Claude d’Argé et son père furent inscrits sur la liste générale, par ordre alphabétique, des émigrés de toute la République. Un arrêté du département avait constaté leur émigration, le 28 juillet 1792. Jacques Chabane savait que le directoire du district allait procéder à l’inventaire d’Argé et à l’estimation des domaines. Chaque semaine il venait au château et ne craignait pas d’être traité en suspect. Sylvie l’accueillait avec joie ; il était le seul ami qui lui restât fidèle dans la douleur. Elle en était très émue. Il s’asseyait près d’elle ; et, sous les regards de celle qu’il aimait plus que tout au monde, il devenait élégant et spirituel, comme un de ces hommes de qualité qu’il avait tant de fois enviés. Sa passion secrète répandait sur son visage un beau feu. Il arrivait que Sylvie oubliait le malheur des temps pour ne voir en lui qu’un aimable garçon. Quelquefois, il cessait de dire ces jolies paroles qu’il avait apprises dans les livres de l’abbé Prévost. Il laissait paraître son cœur ambitieux ; mais bientôt il modérait sa voix, adoucissait son regard, sentant bien qu’il faisait peur à Sylvie et que, à l’imitation des grands, il faut s’élever sans révéler son effort et son tourment.
Elle lui offrait quelques menus gâteaux où il baisait la trace de ses doigts. Il feignait d’admirer Marie-Gabriel, qui jouait près de sa mère. Un jour, Sylvie lui prit les mains dans un mouvement de reconnaissance :
— Jacques, vous êtes bon. Quand la révolution cessera et que l’ordre régnera de nouveau, je saurai reconnaître l’amitié et le dévouement que vous me montrez aujourd’hui.
Il aurait voulu l’étreindre et lui crier qu’il l’aimait. Il se maîtrisa à grand’peine et, pour cacher son trouble, il s’inclina en silence. Ce Claude d’Argé était un criminel qui trahissait la nation, mais cette femme était admirable !
Le 20 octobre, Jacques se présenta dans la matinée au château d’Argé, car, le soir même, le commissaire désigné par le district allait procéder à l’inventaire. Il dit à Sylvie d’un air grave :
— Madame, vous pouvez peut-être cacher quelques objets auxquels vous attachez une valeur particulière. C’est pourquoi je vous ai prévenue à l’avance.

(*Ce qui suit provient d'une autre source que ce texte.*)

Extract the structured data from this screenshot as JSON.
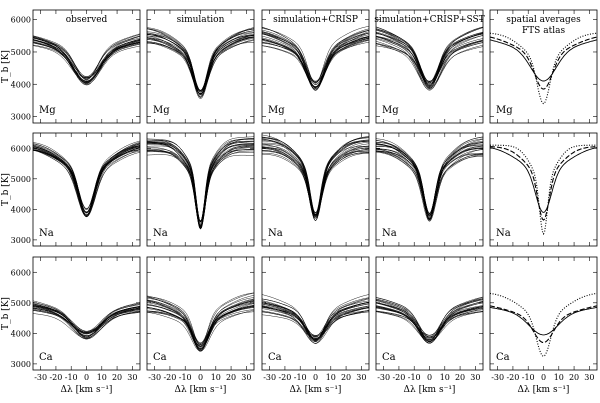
{
  "chart_data": {
    "type": "line",
    "description_ref": "Grid of brightness-temperature line profiles",
    "columns": [
      {
        "id": "observed",
        "title": "observed"
      },
      {
        "id": "simulation",
        "title": "simulation"
      },
      {
        "id": "sim_crisp",
        "title": "simulation+CRISP"
      },
      {
        "id": "sim_crisp_sst",
        "title": "simulation+CRISP+SST"
      },
      {
        "id": "spatial_avg",
        "title": "spatial averages",
        "subtitle": "FTS atlas"
      }
    ],
    "rows": [
      {
        "id": "mg",
        "species": "Mg",
        "ylim": [
          2800,
          6300
        ],
        "yticks": [
          3000,
          4000,
          5000,
          6000
        ],
        "continuum": 5600,
        "core": 4100,
        "width": 8
      },
      {
        "id": "na",
        "species": "Na",
        "ylim": [
          2800,
          6500
        ],
        "yticks": [
          3000,
          4000,
          5000,
          6000
        ],
        "continuum": 6100,
        "core": 3900,
        "width": 5
      },
      {
        "id": "ca",
        "species": "Ca",
        "ylim": [
          2800,
          6500
        ],
        "yticks": [
          3000,
          4000,
          5000,
          6000
        ],
        "continuum": 5050,
        "core": 3950,
        "width": 9
      }
    ],
    "xlim": [
      -35,
      35
    ],
    "xticks": [
      -30,
      -20,
      -10,
      0,
      10,
      20,
      30
    ],
    "xlabel": "Δλ [km s⁻¹]",
    "ylabel": "T_b [K]",
    "n_profiles": 24,
    "legend": [
      "spatial average (dashed)",
      "FTS atlas (dotted)"
    ]
  }
}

Elle remercia dignement et pria Dieu de lui donner la force de supporter cette épreuve. Et lui, il la regardait, porté vers elle par une grande flamme qui le contractait.
Vers les quatre heures de relevée, le commissaire du district, qui se nommait Jean Laclôtre, se rendit à Argé, étant accompagné de Victorin Chansac et de Joseph Duchamp, conseillers municipaux à Bonnal. Le commissaire était un homme sanguin et vif, habillé de gros drap et portant haut la tête, comme si la hache de la loi le précédait. Jacques Chabane marchait à ses côtés et frappa à la porte maîtresse ; il n’eut qu’à la pousser, car elle était entrebâillée.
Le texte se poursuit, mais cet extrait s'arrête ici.